Generate next action prediction from a prompt.
POST /v1/predict
curl -X POST http://192.222.50.238:8080/v1/predict \
  -H "Content-Type: application/json" \
  -d '{
    "prompt": "{\"type\":3,\"data\":{\"source\":2,\"type\":6,\"id\":42,\"x\":385,\"y\":127}}\n{\"type\":3,\"data\":{\"source\":2,\"type\":2,\"id\":42,\"x\":385,\"y\":127,\"pointerType\":0}}\n{\"type\":3,\"data\":{\"source\":2,\"type\":1,\"id\":56}}\n{\"type\":3,\"data\":{\"source\":5,\"text\":\"user@example.com\",\"isChecked\":false,\"id\":56}}",
    "max_tokens": 50,
    "temperature": 0.3
  }'

Request Body

prompt
string
required
rrweb event data as newline-delimited JSON. Each line should be a valid rrweb event object
max_tokens
integer
default:50
Maximum number of tokens to generate (range: 1-512)
temperature
float
default:0.3
Sampling temperature (range: 0.0-2.0).

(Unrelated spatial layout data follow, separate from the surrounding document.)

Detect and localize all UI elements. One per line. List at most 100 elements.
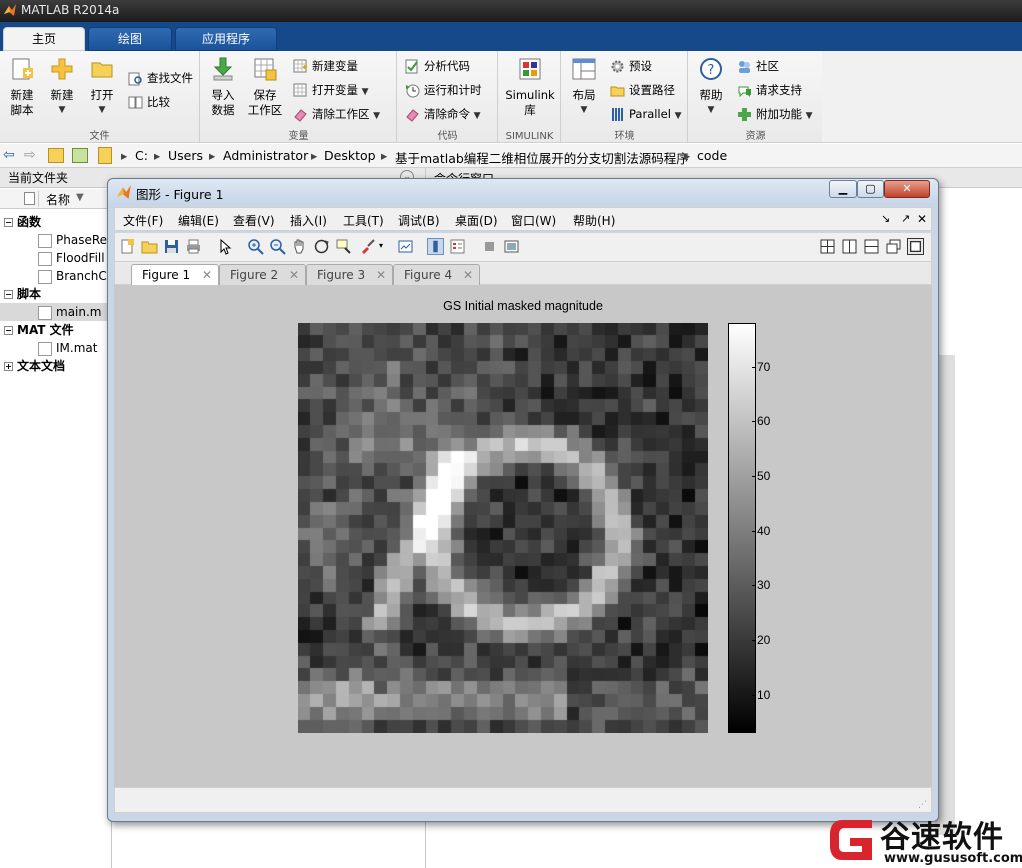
list-item[interactable]: PhaseRe — [38, 231, 107, 249]
list-item[interactable]: FloodFill — [38, 249, 105, 267]
menu-window[interactable]: 窗口(W) — [511, 212, 556, 229]
tab-figure-1[interactable]: Figure 1 ✕ — [131, 264, 219, 287]
minimize-button[interactable]: ▁ — [829, 180, 857, 198]
tile-grid-icon[interactable] — [819, 238, 836, 255]
list-item-selected[interactable]: main.m — [0, 303, 111, 321]
tab-figure-2[interactable]: Figure 2 ✕ — [219, 264, 306, 286]
browse-folder-icon[interactable] — [72, 148, 88, 163]
print-icon[interactable] — [185, 238, 202, 255]
set-path-button[interactable]: 设置路径 — [610, 81, 675, 99]
help-button[interactable]: ? 帮助 ▼ — [693, 56, 729, 118]
menu-insert[interactable]: 插入(I) — [290, 212, 327, 229]
menu-desktop[interactable]: 桌面(D) — [455, 212, 498, 229]
menu-view[interactable]: 查看(V) — [233, 212, 275, 229]
group-scripts[interactable]: − 脚本 — [4, 285, 41, 303]
analyze-code-button[interactable]: 分析代码 — [405, 57, 470, 75]
clear-workspace-button[interactable]: 清除工作区 ▼ — [293, 105, 380, 123]
pan-hand-icon[interactable] — [291, 238, 308, 255]
breadcrumb-users[interactable]: Users — [168, 148, 203, 163]
tab-plots[interactable]: 绘图 — [88, 27, 172, 51]
tile-rows-icon[interactable] — [863, 238, 880, 255]
menu-debug[interactable]: 调试(B) — [398, 212, 440, 229]
breadcrumb-project[interactable]: 基于matlab编程二维相位展开的分支切割法源码程序 — [395, 148, 689, 167]
parallel-button[interactable]: Parallel ▼ — [610, 105, 681, 123]
legend-toggle-icon[interactable] — [449, 238, 466, 255]
request-support-button[interactable]: 请求支持 — [737, 81, 802, 99]
list-item[interactable]: IM.mat — [38, 339, 97, 357]
rotate-3d-icon[interactable] — [313, 238, 330, 255]
column-name-header[interactable]: 名称 — [46, 191, 70, 208]
new-button[interactable]: 新建 ▼ — [46, 56, 78, 118]
breadcrumb-administrator[interactable]: Administrator — [223, 148, 308, 163]
current-folder-title: 当前文件夹 — [0, 168, 112, 188]
community-button[interactable]: 社区 — [737, 57, 779, 75]
sort-arrow-icon[interactable]: ▼ — [76, 192, 84, 203]
tab-apps[interactable]: 应用程序 — [175, 27, 277, 51]
new-script-button[interactable]: 新建 脚本 — [6, 56, 38, 118]
menu-file[interactable]: 文件(F) — [123, 212, 163, 229]
save-disk-icon[interactable] — [163, 238, 180, 255]
menu-help[interactable]: 帮助(H) — [573, 212, 615, 229]
forward-arrow-icon[interactable]: ⇨ — [24, 147, 36, 163]
close-tab-icon[interactable]: ✕ — [289, 265, 299, 285]
brush-icon[interactable] — [359, 238, 376, 255]
colorbar-toggle-icon[interactable] — [427, 238, 444, 255]
float-window-icon[interactable] — [885, 238, 902, 255]
tab-figure-4[interactable]: Figure 4 ✕ — [393, 264, 480, 286]
brush-dropdown-icon[interactable]: ▾ — [379, 241, 383, 250]
group-functions[interactable]: − 函数 — [4, 213, 41, 231]
maximize-tile-icon[interactable] — [907, 238, 924, 255]
colorbar[interactable] — [728, 323, 756, 733]
pointer-arrow-icon[interactable] — [217, 238, 234, 255]
list-item[interactable]: BranchC — [38, 267, 107, 285]
app-title: MATLAB R2014a — [21, 3, 120, 17]
close-tab-icon[interactable]: ✕ — [376, 265, 386, 285]
hide-plot-tools-icon[interactable] — [481, 238, 498, 255]
compare-button[interactable]: 比较 — [128, 93, 170, 111]
group-mat-files[interactable]: − MAT 文件 — [4, 321, 74, 339]
breadcrumb-code[interactable]: code — [697, 148, 727, 163]
new-variable-button[interactable]: 新建变量 — [293, 57, 358, 75]
clear-commands-button[interactable]: 清除命令 ▼ — [405, 105, 481, 123]
figure-title-bar[interactable]: 图形 - Figure 1 ▁ ▢ ✕ — [108, 179, 938, 205]
new-figure-icon[interactable] — [119, 238, 136, 255]
open-button[interactable]: 打开 ▼ — [86, 56, 118, 118]
undock-arrow-icon[interactable]: ↘ — [881, 212, 890, 225]
close-button[interactable]: ✕ — [884, 180, 930, 198]
close-figure-icon[interactable]: ✕ — [917, 212, 927, 226]
open-variable-button[interactable]: 打开变量 ▼ — [293, 81, 369, 99]
expand-icon[interactable]: + — [4, 362, 13, 371]
save-workspace-button[interactable]: 保存 工作区 — [245, 56, 285, 118]
tab-home[interactable]: 主页 — [3, 27, 85, 51]
dock-arrow-icon[interactable]: ↗ — [901, 212, 910, 225]
simulink-library-button[interactable]: Simulink 库 — [503, 56, 557, 118]
preferences-button[interactable]: 预设 — [610, 57, 652, 75]
group-text-docs[interactable]: + 文本文档 — [4, 357, 65, 375]
import-data-button[interactable]: 导入 数据 — [207, 56, 239, 118]
menu-tools[interactable]: 工具(T) — [343, 212, 384, 229]
tile-columns-icon[interactable] — [841, 238, 858, 255]
run-and-time-button[interactable]: 运行和计时 — [405, 81, 482, 99]
magnitude-image[interactable] — [298, 323, 708, 733]
show-plot-tools-icon[interactable] — [503, 238, 520, 255]
zoom-out-icon[interactable] — [269, 238, 286, 255]
add-ons-button[interactable]: 附加功能 ▼ — [737, 105, 813, 123]
zoom-in-icon[interactable] — [247, 238, 264, 255]
close-tab-icon[interactable]: ✕ — [202, 265, 212, 285]
collapse-icon[interactable]: − — [4, 290, 13, 299]
link-plot-icon[interactable] — [397, 238, 414, 255]
close-tab-icon[interactable]: ✕ — [463, 265, 473, 285]
menu-edit[interactable]: 编辑(E) — [178, 212, 219, 229]
tab-figure-3[interactable]: Figure 3 ✕ — [306, 264, 393, 286]
layout-button[interactable]: 布局 ▼ — [566, 56, 602, 118]
find-files-button[interactable]: 查找文件 — [128, 69, 193, 87]
up-folder-icon[interactable] — [48, 148, 64, 163]
breadcrumb-desktop[interactable]: Desktop — [324, 148, 376, 163]
breadcrumb-c[interactable]: C: — [135, 148, 148, 163]
maximize-button[interactable]: ▢ — [857, 180, 884, 198]
data-cursor-icon[interactable] — [335, 238, 352, 255]
open-file-icon[interactable] — [141, 238, 158, 255]
collapse-icon[interactable]: − — [4, 326, 13, 335]
back-arrow-icon[interactable]: ⇦ — [3, 147, 15, 163]
collapse-icon[interactable]: − — [4, 218, 13, 227]
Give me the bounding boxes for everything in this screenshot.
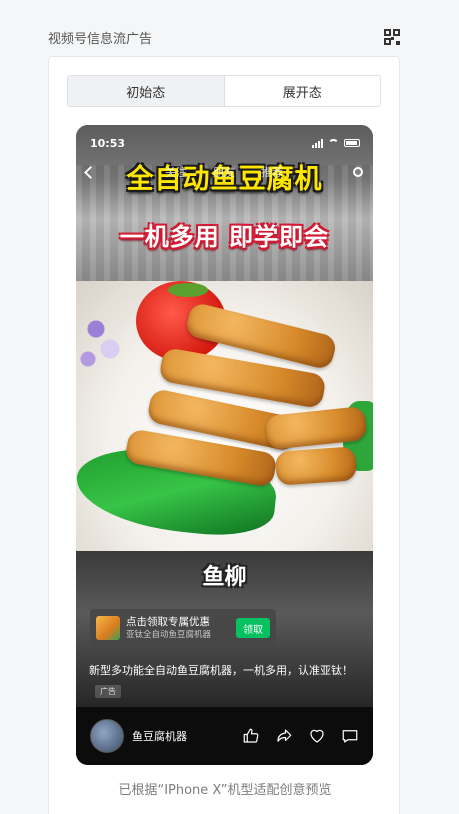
thumbs-up-icon[interactable]: [242, 727, 260, 745]
signal-icon: [312, 138, 323, 148]
qr-code-icon[interactable]: [384, 29, 400, 45]
comment-icon[interactable]: [341, 727, 359, 745]
tab-expanded-state[interactable]: 展开态: [224, 76, 380, 106]
phone-preview: 10:53 关注 朋友 推荐 全自动鱼豆腐机 一机多用 即学即会 鱼柳 点击领取…: [76, 125, 373, 765]
preview-note: 已根据“IPhone X”机型适配创意预览: [118, 783, 332, 798]
status-time: 10:53: [90, 136, 126, 150]
video-nav-tabs: 关注 朋友 推荐: [165, 164, 283, 180]
fried-fish-strip: [274, 446, 358, 486]
action-icons: [242, 727, 359, 745]
tomato-leaf: [168, 283, 208, 297]
tab-initial-state[interactable]: 初始态: [68, 76, 225, 106]
ad-description: 新型多功能全自动鱼豆腐机器，一机多用，认准亚钛！ 广告: [89, 661, 361, 701]
video-caption: 鱼柳: [202, 565, 247, 590]
nav-tab-follow[interactable]: 关注: [165, 164, 187, 180]
state-tabs: 初始态 展开态: [67, 75, 381, 107]
claim-button[interactable]: 领取: [236, 618, 270, 638]
account-name[interactable]: 鱼豆腐机器: [132, 728, 242, 744]
coupon-subtitle: 亚钛全自动鱼豆腐机器: [126, 629, 212, 640]
heart-icon[interactable]: [308, 727, 326, 745]
nav-tab-recommend[interactable]: 推荐: [261, 164, 283, 180]
ad-description-text: 新型多功能全自动鱼豆腐机器，一机多用，认准亚钛！: [89, 664, 353, 677]
preview-card: 初始态 展开态 10:53 关注 朋友 推荐 全自动鱼豆腐机 一机多用 即学即会: [48, 56, 400, 814]
page-title: 视频号信息流广告: [48, 31, 153, 47]
battery-icon: [344, 139, 360, 147]
share-icon[interactable]: [275, 727, 293, 745]
video-nav: 关注 朋友 推荐: [84, 163, 363, 181]
nav-tab-friends[interactable]: 朋友: [213, 164, 235, 180]
coupon-text: 点击领取专属优惠 亚钛全自动鱼豆腐机器: [126, 616, 236, 641]
coupon-thumbnail: [96, 616, 120, 640]
food-image: [76, 281, 373, 551]
coupon-card[interactable]: 点击领取专属优惠 亚钛全自动鱼豆腐机器 领取: [90, 609, 276, 647]
video-headline-2: 一机多用 即学即会: [119, 223, 330, 251]
search-icon[interactable]: [353, 167, 363, 177]
page-header: 视频号信息流广告: [48, 26, 400, 48]
avatar[interactable]: [90, 719, 124, 753]
wifi-icon: [328, 139, 339, 147]
ad-badge: 广告: [95, 684, 121, 698]
account-bar: 鱼豆腐机器: [76, 707, 373, 765]
status-bar: 10:53: [90, 135, 360, 151]
flower-decoration: [76, 299, 126, 389]
back-icon[interactable]: [84, 165, 97, 179]
coupon-title: 点击领取专属优惠: [126, 615, 210, 628]
status-icons: [312, 138, 360, 148]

Lower values produce more deterministic outputs
stream
boolean
default:false
Enable streaming response (currently not implemented)

Response

{
  "text": "{\"type\":3,\"data\":{\"source\":2,\"type\":1,\"id\":67}}\n{\"type\":3,\"data\":{\"source\":5,\"text\":\"password123\",\"isChecked\":false,\"id\":67}}",
  "latency_ms": 287,
  "tokens_generated": 42
}
text
string
Generated rrweb event predictions as newline-delimited JSON
latency_ms
integer
Request processing latency in milliseconds
tokens_generated
integer
Number of tokens generated in the response

Error Responses

All errors return JSON with a standard format:
{
  "detail": "Error message describing what went wrong"
}

Status Codes

200
Success
Request completed successfully
400
Bad Request
Invalid request parameters (e.g., temperature out of range)
503
Service Unavailable
Model not ready or server not initialized
500
Internal Server Error
Unexpected server error during prediction

Performance Tips

Optimize Cache Hits: Send rrweb events in consistent session sequences to maximize prefix cache reuse. Events from the same session with consistent ordering will achieve higher cache hit rates and lower latency.
Typical Latency:
  • Single-node: ~800ms (P50), ~1.5s (P99)
  • Disaggregated: ~250ms (P50), ~450ms (P99) (in progress)
  • Cache hit rate of 90%+ dramatically reduces latency for similar event sequences

rrweb Event Format

The API expects rrweb events as newline-delimited JSON strings. Common event types:
  • Type 2 (Meta): Page metadata and viewport info
  • Type 3 (Incremental): User interactions (clicks, input, scroll, etc.)
    • source: 2 = MouseInteraction
    • source: 5 = Input
    • source: 3 = MouseMove
  • Type 4 (IncrementalSnapshot): DOM mutations
Example event structure:
{
  "type": 3,
  "data": {
    "source": 2,
    "type": 2,
    "id": 42,
    "x": 385,
    "y": 127,
    "pointerType": 0
  }
}